Challenging 3 Stubborn Narratives About College (Un)Affordability
Higher Education It’s time to reframe the way you think about paying for college, which might mean ignoring the horror stories and digging a little deeper for the truth.
Think of the most recent article you read about college costs. Did it provide reassurance that higher education is affordable? Talk about student borrowing in a positive light? Include the value of higher education beyond earnings potential? Chances are, you would answer “no” to all of these questions.
It seems as if our culture is increasingly saturated with stories that call attention to the worst-case scenarios: the student who takes out $100,000 in loans and ends up with the lowest-paying job, or a student who drops out of college with piles of debt but no degree. These stories are agonizing, and they stick in our minds. What’s missing in this narrative, however, is the reminder that these stories do not represent the overwhelming majority of student experiences in higher education. In fact, without a counterbalance, this narrative only adds to the magnitude of student and family misperceptions about college costs.
1. College still pays off very well for most
Postsecondary education not only benefits individual recipients through increased salaries, lifetime earnings and job opportunities — its value extends beyond financial gain and is associated with healthier lifestyles, civic participation and other improvements in one’s general quality of life. Furthermore, a Gallup survey of U.S. college graduates found that “how you go to college” matters: students should take advantage of internships, guidance from mentors such as faculty members and pursue activities towards their goals.
2. Most students owe less than expected
While many students need to borrow for college, the amount they’ll owe is often not as much as they fear. Understanding sticker price versus net price is a good first step in considering how to pay for college. Sticker price is the published tuition price, whereas net price is the amount a student actually pays to attend an institution after subtracting federal, state and institutional grant aid that does not need to be repaid. The difference between the published price and the actual price a student pays can be significant.
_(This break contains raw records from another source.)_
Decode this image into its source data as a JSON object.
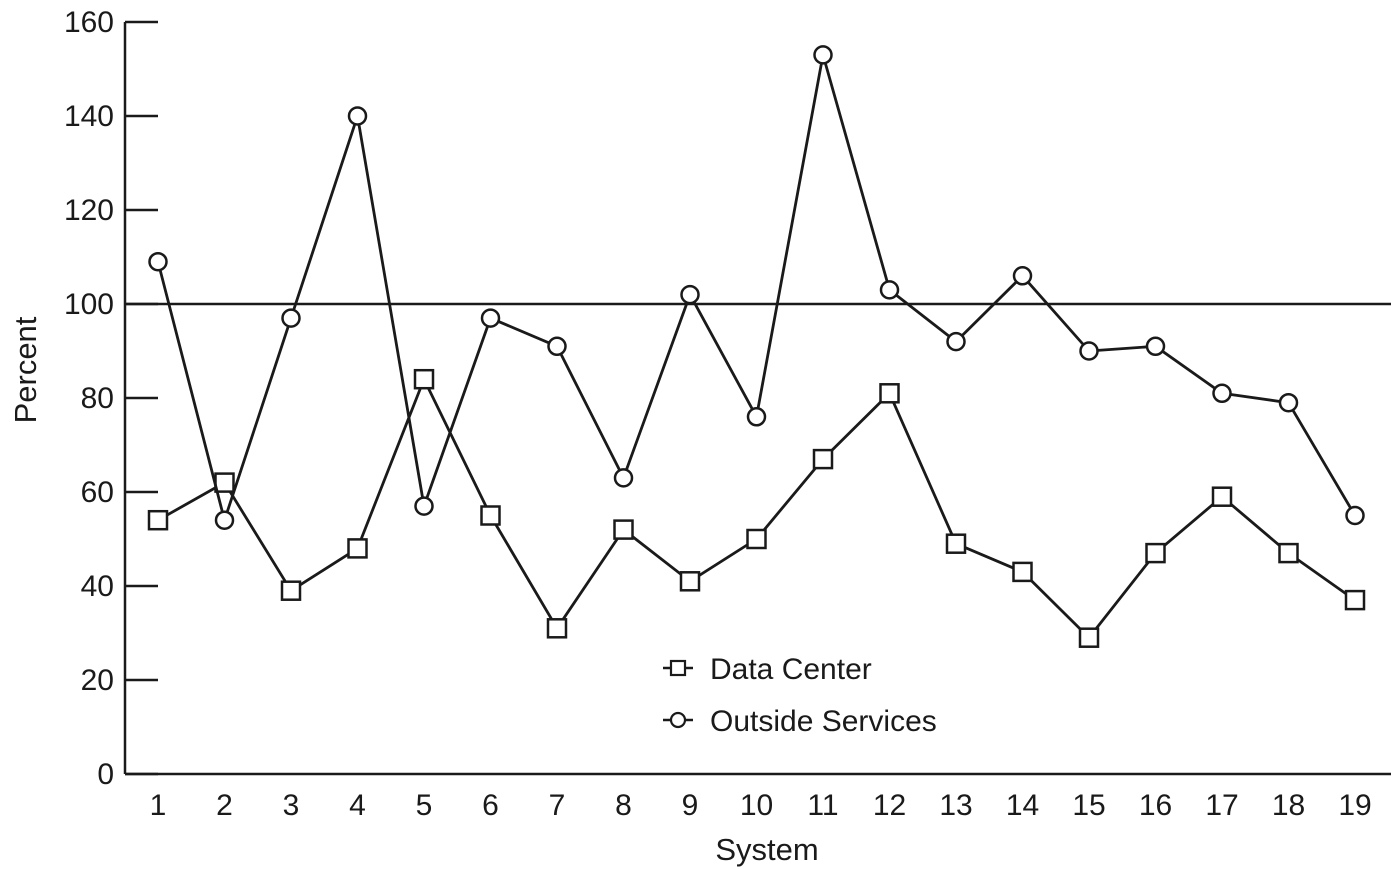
{
  "chart_data": {
    "type": "line",
    "xlabel": "System",
    "ylabel": "Percent",
    "categories": [
      "1",
      "2",
      "3",
      "4",
      "5",
      "6",
      "7",
      "8",
      "9",
      "10",
      "11",
      "12",
      "13",
      "14",
      "15",
      "16",
      "17",
      "18",
      "19"
    ],
    "yticks": [
      "0",
      "20",
      "40",
      "60",
      "80",
      "100",
      "120",
      "140",
      "160"
    ],
    "ylim": [
      0,
      160
    ],
    "reference_line": 100,
    "series": [
      {
        "name": "Data Center",
        "marker": "square",
        "values": [
          54,
          62,
          39,
          48,
          84,
          55,
          31,
          52,
          41,
          50,
          67,
          81,
          49,
          43,
          29,
          47,
          59,
          47,
          37
        ]
      },
      {
        "name": "Outside Services",
        "marker": "circle",
        "values": [
          109,
          54,
          97,
          140,
          57,
          97,
          91,
          63,
          102,
          76,
          153,
          103,
          92,
          106,
          90,
          91,
          81,
          79,
          55
        ]
      }
    ],
    "legend_position": "lower-center",
    "grid": false,
    "colors": {
      "line": "#1a1a1a",
      "marker_fill": "#ffffff"
    }
  }
}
Further adding to the complexity are the many nuances that arise, for example, some colleges with the highest sticker prices may offer the lowest net price for low-income students because they have more grant aid to offer based on need. The bottom line is not to let the “scary” price tag scare you off from considering college as an option outright because the majority of students receive some form of grant aid that reduces the cost. Keeping college as an option on the table helps your family start planning earlier about how to pay for postsecondary education.
3. Not all debt is impossible debt
There are ways for students and families to consider the “right” amount of borrowing to finance postsecondary education. A manageable amount of debt in the short-term is a very worthy investment for a lifelong payout. The key is figuring out what “manageable” means to each individual student and family, and how to maximize the investment. Whether it’s considering which type of institution, location, field of study, program quality, type of loan or repayment method, ways to save or time to degree, informed choices matter. Most students lack basic knowledge about college costs and financial literacy, and families need support and guidance in this process. The good news is you don’t have to go it alone. Your school counselor, college admission counselors and financial aid officers can help you and your family every step along the way.